GQ.com made a very good bet on longtime anchor Keith Olbermann covering politics via his web series “The Closer,” which helped solidify the record numbers (roughly 18 million for the series since its September launch). There’s also a renewed leveraging of GQ‘s native content — like Ryan Reynolds’ hit viral interview with himself that came from a cover story, and the absurdly fun lifestyle series “Most Expensiveist Shit with 2 Chainz” — that sees GQ drilling down into the tenets of its brand.

Keith Olbermann GQ
“The Closer” host Keith Olbermann

“In broad strokes, we’re programming GQ as its own network, identifying our user viewing habits and having a smart conversation about how to window our content,” Dechiaro told TheWrap.

Even with fashion coverage, GQ has avoided longer premium offerings (the stock-in-trade of its publisher’s video unit Conde Nast Entertainment, headed by Dawn Ostroff), instead taking its style game to Snapchat and Instagram Stories (the team relies heavily on the millennials in its Midtown Manhattan bullpen, which includes budding social fashion star Jake Wolff, Dechiaro and Hofman said).

The current GQ user skews 75 percent male, in the 18-34 age range, the digital executives said, with programming like Olbermann’s slotting higher in that age range.

Borrowing a term used widely in film distribution, the “window” as it applies to GQ is a matter of “finding multiple lives” for its content.
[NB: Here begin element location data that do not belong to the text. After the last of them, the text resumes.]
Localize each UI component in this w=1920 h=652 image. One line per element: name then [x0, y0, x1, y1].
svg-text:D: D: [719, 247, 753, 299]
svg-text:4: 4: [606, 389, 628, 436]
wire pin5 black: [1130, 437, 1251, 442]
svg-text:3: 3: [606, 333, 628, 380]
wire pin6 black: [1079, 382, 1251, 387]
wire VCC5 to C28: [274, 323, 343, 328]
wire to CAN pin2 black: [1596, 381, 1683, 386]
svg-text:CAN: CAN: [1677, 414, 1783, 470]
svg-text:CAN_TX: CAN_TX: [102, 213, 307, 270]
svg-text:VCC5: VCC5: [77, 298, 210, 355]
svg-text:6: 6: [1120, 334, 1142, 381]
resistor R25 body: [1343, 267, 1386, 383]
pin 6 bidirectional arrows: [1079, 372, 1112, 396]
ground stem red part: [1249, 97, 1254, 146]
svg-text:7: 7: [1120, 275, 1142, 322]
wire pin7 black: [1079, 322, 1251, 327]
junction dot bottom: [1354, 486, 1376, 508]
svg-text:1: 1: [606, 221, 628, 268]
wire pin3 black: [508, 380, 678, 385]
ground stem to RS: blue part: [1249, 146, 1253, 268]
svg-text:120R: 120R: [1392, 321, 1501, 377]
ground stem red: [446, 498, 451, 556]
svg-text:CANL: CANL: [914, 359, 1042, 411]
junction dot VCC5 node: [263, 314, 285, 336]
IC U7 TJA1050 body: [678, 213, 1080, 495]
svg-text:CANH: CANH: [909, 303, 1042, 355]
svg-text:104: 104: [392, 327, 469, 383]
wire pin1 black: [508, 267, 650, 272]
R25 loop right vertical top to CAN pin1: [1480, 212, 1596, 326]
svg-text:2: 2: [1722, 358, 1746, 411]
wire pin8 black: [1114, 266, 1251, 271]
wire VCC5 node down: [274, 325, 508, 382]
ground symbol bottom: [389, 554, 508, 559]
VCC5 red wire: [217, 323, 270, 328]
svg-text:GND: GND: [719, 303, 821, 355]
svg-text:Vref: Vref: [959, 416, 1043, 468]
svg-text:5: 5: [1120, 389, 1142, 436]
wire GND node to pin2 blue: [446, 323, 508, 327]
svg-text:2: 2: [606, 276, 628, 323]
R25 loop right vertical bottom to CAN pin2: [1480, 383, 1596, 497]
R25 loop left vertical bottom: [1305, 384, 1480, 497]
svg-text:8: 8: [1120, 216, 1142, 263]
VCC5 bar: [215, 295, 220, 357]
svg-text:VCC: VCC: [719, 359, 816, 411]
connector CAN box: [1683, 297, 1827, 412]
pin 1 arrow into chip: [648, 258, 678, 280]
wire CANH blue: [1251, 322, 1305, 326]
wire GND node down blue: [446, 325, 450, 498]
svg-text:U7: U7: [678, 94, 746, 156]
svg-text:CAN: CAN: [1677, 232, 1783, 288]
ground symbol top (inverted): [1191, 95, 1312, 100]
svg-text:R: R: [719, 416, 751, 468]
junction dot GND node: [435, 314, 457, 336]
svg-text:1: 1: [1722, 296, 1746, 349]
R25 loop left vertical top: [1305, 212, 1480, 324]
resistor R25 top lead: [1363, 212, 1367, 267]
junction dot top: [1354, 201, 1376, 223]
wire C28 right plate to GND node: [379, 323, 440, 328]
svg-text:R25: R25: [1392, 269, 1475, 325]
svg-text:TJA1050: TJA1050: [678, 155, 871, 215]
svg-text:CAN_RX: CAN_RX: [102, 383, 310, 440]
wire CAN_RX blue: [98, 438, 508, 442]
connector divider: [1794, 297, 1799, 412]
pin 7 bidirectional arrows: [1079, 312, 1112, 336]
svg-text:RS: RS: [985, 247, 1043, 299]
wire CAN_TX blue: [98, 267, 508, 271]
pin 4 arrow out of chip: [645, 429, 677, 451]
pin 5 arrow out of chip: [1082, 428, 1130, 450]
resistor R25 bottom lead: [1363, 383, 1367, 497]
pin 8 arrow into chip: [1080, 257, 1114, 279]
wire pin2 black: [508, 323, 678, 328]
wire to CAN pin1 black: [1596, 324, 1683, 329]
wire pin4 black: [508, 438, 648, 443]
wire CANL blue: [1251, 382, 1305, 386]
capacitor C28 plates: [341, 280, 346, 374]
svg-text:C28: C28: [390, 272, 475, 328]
Stories on Kanye West’s fashion collection, the best pair of boots for the office or “covering Trump as an example of how men behave in the world” are being shaped into short-form video in the 20-to-90-seconds range.

The brand also counts recent adaptations in “Granite Mountain ” — which stars Josh Brolin and Miles Teller, lists Ostroff as an executive producer and was based on the magazine’s profile of the 2013 fire — and the Netflix docuseries “Last Chance U.”

“We’re going to see continued growth as we round out our portfolio,” Dechario concluded.

Just last week in Los Angeles, the magazine toasted its annual Men of the Year covers — a military-secured Chateau Marmont gathering that included Reynolds, Riz Ahmed, Donald Glover, Annette Bening, Jeff Goldblum, Kevin Hart, Armie Hammer, Tom Holland, Wiz Khalifa and Aaron Taylor Johnson.

The party had a barely-detectable Midsummer Night’s Dream theme, and came with the generous dim lighting that most LA parties have when they’re done correctly. Except, of course, at the evening’s climax when the hotel patio was so thick with guests that many feared falling into the famed Chateau pool.

That’s when the GQ video crew blasted its lights, got a 360 shot of the crowd and quickly retreated to let the Men of the Year go about their business.